Memories of My Mother and Shortnin' Bread

My piano teacher at her end of year recital, playing a duet with one of her graduating students

When I was about ten years old my mother took our family's entire tax refund and bought me an old upright piano. I'd been asking to learn to play for awhile, an almost ridiculous request in a family of six kids and never enough money.

She somehow convinced my father to use the money for a piano, in spite of the fact I was the only child who was going to learn. We had one small living room, and I don't know where they moved our console television with the rabbit ears encased in aluminum foil, but that's where we put the behemoth piano. Even moving the piano into our house must have been a feat not easily accomplished, since my father never owned a pickup truck. A family of eight drove a three seater station wagon, always.

Once the piano was in our home, my mother boldly asked the neighborhood piano teacher, Mrs. Wiggins, to give me lessons our family could not afford to pay for. Instead, while she was teaching other students, I would change bedding, sweep and mop and do dishes, then I would get a turn at the bench.

Looking back, it's so very doubtful I did a worthy job of cleaning her home, yet she agreed to this arrangement. For two years I walked one block down the street, and had a lesson with Mrs. Wiggins. I don't remember a lot about her, except she had blonde hair and wore horn rimmed glasses, and her little boy was sickly.

Mrs. Wiggins had only one caveat - if you took lessons, you performed at the end-of-school-year piano recital, at the little red brick Baptist church around the corner. On the stage. Where the pianist played every single week. I'd only been on that stage a couple of times, and it had been an overwhelming deer-in-headlights experience (other stories for other days).

I don't remember what I wore or who came to hear me play the day of the recital. I do remember Mrs. Wiggins calling my name, and walking up to the front, sitting down at the bench and pretending a sea of faces wasn't staring at me, waiting.

We probably had to perform two pieces; if so, the first has slipped into oblivion. I have no recollection. What I do still recall crystal clear, fifty two or so years ago, was sitting down on that skinny wooden bench, and beginning to play Shortnin' Bread. Mama's little baby loves shortnin' shortnin'.... And somewhere in the middle of it all, the black marks on the page began to swirl and twirl and I was completely frozen by the fear of all those eyes trained on me.

I was SO lost there was no finding the right place, at least in my mind. So instead I began to improvise, play chords and scales up and down the keyboard, until finally I felt I'd played long enough that the piece needed to end, so I ran my fingers up the keys, where I suspect I ended in a tinny sounding high C or so.

I stood up from the bench, turned and curtsied, because that's what good southern girls do after a piano recital, whether you've played to perfection or massacred your piece, then I walked back to the pew, eyes looking down at the floor, and slid in beside my mother.

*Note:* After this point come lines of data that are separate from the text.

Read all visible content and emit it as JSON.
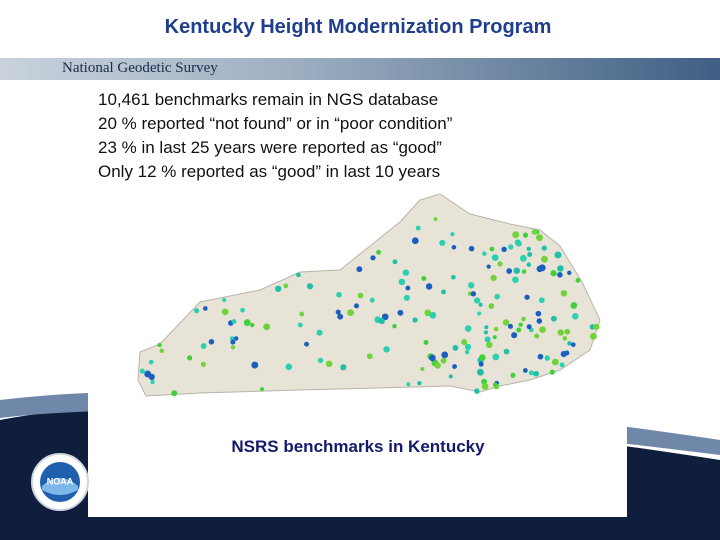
{
  "header": {
    "title": "Kentucky Height Modernization Program"
  },
  "banner": {
    "text": "National Geodetic Survey"
  },
  "bullets": [
    "10,461 benchmarks remain in NGS database",
    "20 % reported “not found” or in “poor condition”",
    "23 % in last 25 years were reported as “good”",
    "Only 12 % reported as “good” in last 10 years"
  ],
  "map": {
    "caption": "NSRS benchmarks in Kentucky"
  },
  "logo": {
    "label": "NOAA"
  }
}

I'm confident everyone in that little church knew what Shortnin' Bread should sound like, and that I had somehow diverted from the original. I'm sure Mrs. Wiggins realized when I lost my way, and the notes went wonky, that there was no going back.

She never said a critical word to me about my playing; rather, she told me I'd done a grand job.

So today, fifty plus years later, I take weekly piano lessons from the dearest of women, a former elementary school music teacher, who puts so much more into my lesson than my fee could cover. And she doesn't require her few adult students to participate in the end of year ritual. But I go and sit, and listen, and applaud her other, fifty years younger students at the end of every year of lessons, to honor all those teachers out there who put so much more into teaching than they will ever recoup, in fees or even in ability of their students usually.

Mrs. Wiggins' little boy died of leukemia while I was still living down the street; he was about four years old and I was just a little girl so I didn't understand what she was surely going through. Now, all grown up and exempt from piano recitals, but still playing, I understand that the music and those little warm bodies climbing up to sit next to her on the bench was likely salve for her hurting soul.

I've bought a copy of the sheet music for Shortnin' Bread, and this summer, while my lessons are on hold, I plan to learn to play it, to honor my mother, who went to such lengths to buy me a piano, and find a way for me to have lessons we could not afford; for my current dear teacher who has played through her own losses in life, and for Mrs. Wiggins and the little boy who no longer sat by her side. 

Comments

Vicki said…
So remember that song! Love your memories!